The use of repeated acoustic motifs as a layer to a backgrounded resonant riff (on "Axiom Heroine") is reminiscent of the introductory passages on Burzum's "Hlidskjalf," but in the songs themselves influences appear from Darkthrone, Bathory, Sarcofago, and even earlier Beherit albums. This approach is like that of a sorcerer creating a codex of spells, referencing all that the initiate has learned in order to make a cohesive vision of the whole discipline, at which point he can unleash some radical thoughts about how to transform it.

Much like Slayer's "Reign in Blood," this album sandwiches a variety of songs between starting and ending pieces of great power. The introductory song "Axiom Heroine" is complemented by the concluding song "Demon Advance," a doomy dirge enwrapped in vocals and electronic noises as well as hand instruments.
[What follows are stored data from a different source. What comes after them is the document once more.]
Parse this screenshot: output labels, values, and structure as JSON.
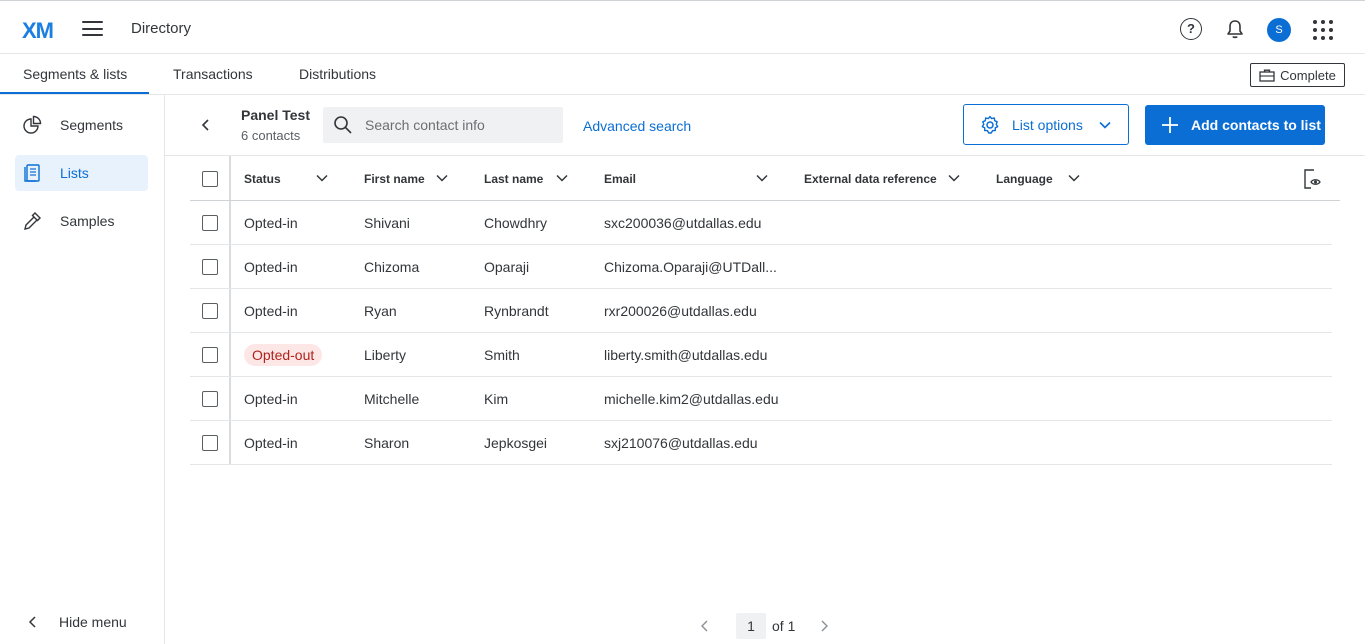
{
  "header": {
    "logo": "XM",
    "app_title": "Directory",
    "help": "?",
    "avatar_initial": "S",
    "icons": [
      "hamburger-icon",
      "help-icon",
      "bell-icon",
      "apps-grid-icon"
    ]
  },
  "tabs": [
    {
      "label": "Segments & lists",
      "active": true
    },
    {
      "label": "Transactions",
      "active": false
    },
    {
      "label": "Distributions",
      "active": false
    }
  ],
  "complete_button": "Complete",
  "sidebar": {
    "items": [
      {
        "label": "Segments",
        "icon": "segments-pie-icon",
        "active": false
      },
      {
        "label": "Lists",
        "icon": "lists-icon",
        "active": true
      },
      {
        "label": "Samples",
        "icon": "samples-dropper-icon",
        "active": false
      }
    ],
    "hide_menu": "Hide menu"
  },
  "list": {
    "name": "Panel Test",
    "count": "6 contacts"
  },
  "search": {
    "placeholder": "Search contact info",
    "advanced": "Advanced search"
  },
  "list_options": "List options",
  "add_contacts": "Add contacts to list",
  "table": {
    "columns": [
      "Status",
      "First name",
      "Last name",
      "Email",
      "External data reference",
      "Language"
    ],
    "rows": [
      {
        "status": "Opted-in",
        "first": "Shivani",
        "last": "Chowdhry",
        "email": "sxc200036@utdallas.edu"
      },
      {
        "status": "Opted-in",
        "first": "Chizoma",
        "last": "Oparaji",
        "email": "Chizoma.Oparaji@UTDall..."
      },
      {
        "status": "Opted-in",
        "first": "Ryan",
        "last": "Rynbrandt",
        "email": "rxr200026@utdallas.edu"
      },
      {
        "status": "Opted-out",
        "first": "Liberty",
        "last": "Smith",
        "email": "liberty.smith@utdallas.edu"
      },
      {
        "status": "Opted-in",
        "first": "Mitchelle",
        "last": "Kim",
        "email": "michelle.kim2@utdallas.edu"
      },
      {
        "status": "Opted-in",
        "first": "Sharon",
        "last": "Jepkosgei",
        "email": "sxj210076@utdallas.edu"
      }
    ]
  },
  "pagination": {
    "current": "1",
    "of_label": "of 1"
  },
  "colors": {
    "accent": "#0b6ed4",
    "opted_out_bg": "#fde7e6",
    "opted_out_text": "#b0231c"
  }
}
In the middle, "Pagan Moon" encodes references to the melodic fragments used in other songs and unifies the approach of the album. But for the most part what Beherit delivers as the meat of this sandwich are simple but elegantly self-evident songs to get your blood pumping.
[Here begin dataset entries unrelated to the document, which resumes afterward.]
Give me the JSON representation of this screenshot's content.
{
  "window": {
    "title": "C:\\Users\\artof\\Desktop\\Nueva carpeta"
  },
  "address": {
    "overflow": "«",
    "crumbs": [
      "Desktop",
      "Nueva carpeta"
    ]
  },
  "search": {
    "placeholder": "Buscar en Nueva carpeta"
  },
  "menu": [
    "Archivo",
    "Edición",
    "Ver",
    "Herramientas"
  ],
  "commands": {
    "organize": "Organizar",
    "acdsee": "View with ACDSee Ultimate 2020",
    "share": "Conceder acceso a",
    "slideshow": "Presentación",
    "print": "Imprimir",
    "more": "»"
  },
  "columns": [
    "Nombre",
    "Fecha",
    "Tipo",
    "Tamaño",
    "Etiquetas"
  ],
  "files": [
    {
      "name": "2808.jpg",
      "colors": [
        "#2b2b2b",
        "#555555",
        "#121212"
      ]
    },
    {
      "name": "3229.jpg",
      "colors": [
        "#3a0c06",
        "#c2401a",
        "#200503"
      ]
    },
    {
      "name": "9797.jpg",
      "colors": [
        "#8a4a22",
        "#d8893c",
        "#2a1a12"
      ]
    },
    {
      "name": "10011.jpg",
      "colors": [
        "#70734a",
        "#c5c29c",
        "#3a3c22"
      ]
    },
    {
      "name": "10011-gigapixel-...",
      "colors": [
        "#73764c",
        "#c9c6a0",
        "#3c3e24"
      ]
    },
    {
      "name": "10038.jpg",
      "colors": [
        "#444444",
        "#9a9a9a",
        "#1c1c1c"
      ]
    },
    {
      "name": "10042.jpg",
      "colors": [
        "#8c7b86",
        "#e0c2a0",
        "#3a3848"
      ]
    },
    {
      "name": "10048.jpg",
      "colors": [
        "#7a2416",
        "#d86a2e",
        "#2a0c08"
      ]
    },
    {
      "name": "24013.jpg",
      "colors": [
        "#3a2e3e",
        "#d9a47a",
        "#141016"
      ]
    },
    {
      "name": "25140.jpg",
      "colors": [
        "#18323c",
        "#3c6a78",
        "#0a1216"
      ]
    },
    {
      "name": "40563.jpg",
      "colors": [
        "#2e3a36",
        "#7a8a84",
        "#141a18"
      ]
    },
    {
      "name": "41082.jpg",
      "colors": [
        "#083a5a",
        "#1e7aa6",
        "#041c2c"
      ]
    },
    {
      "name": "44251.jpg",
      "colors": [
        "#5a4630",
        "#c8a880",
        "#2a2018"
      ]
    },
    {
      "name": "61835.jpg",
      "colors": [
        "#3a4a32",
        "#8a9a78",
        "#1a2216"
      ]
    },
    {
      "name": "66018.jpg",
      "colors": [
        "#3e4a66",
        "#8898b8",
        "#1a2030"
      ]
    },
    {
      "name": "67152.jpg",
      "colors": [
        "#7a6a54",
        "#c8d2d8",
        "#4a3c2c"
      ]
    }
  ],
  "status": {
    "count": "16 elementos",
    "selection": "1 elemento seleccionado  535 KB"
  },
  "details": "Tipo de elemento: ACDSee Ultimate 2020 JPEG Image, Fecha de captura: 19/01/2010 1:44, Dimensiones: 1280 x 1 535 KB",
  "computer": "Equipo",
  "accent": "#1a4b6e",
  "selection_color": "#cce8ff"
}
Beherit did not invent metal, and were scorned for much of their career, but drew attention to their quirky and insightful music through the mystical knotting into of life which it projected through its varied metaphors of evil and light. Mid-career, the band began to explore ambient music as did many other black metal artists. Now with their return, they build upon an ambient black metal base with the type of details found in electronic music like Tangerine Dream and in doing so, continue black metal with a new chapter and a new space in which others may create."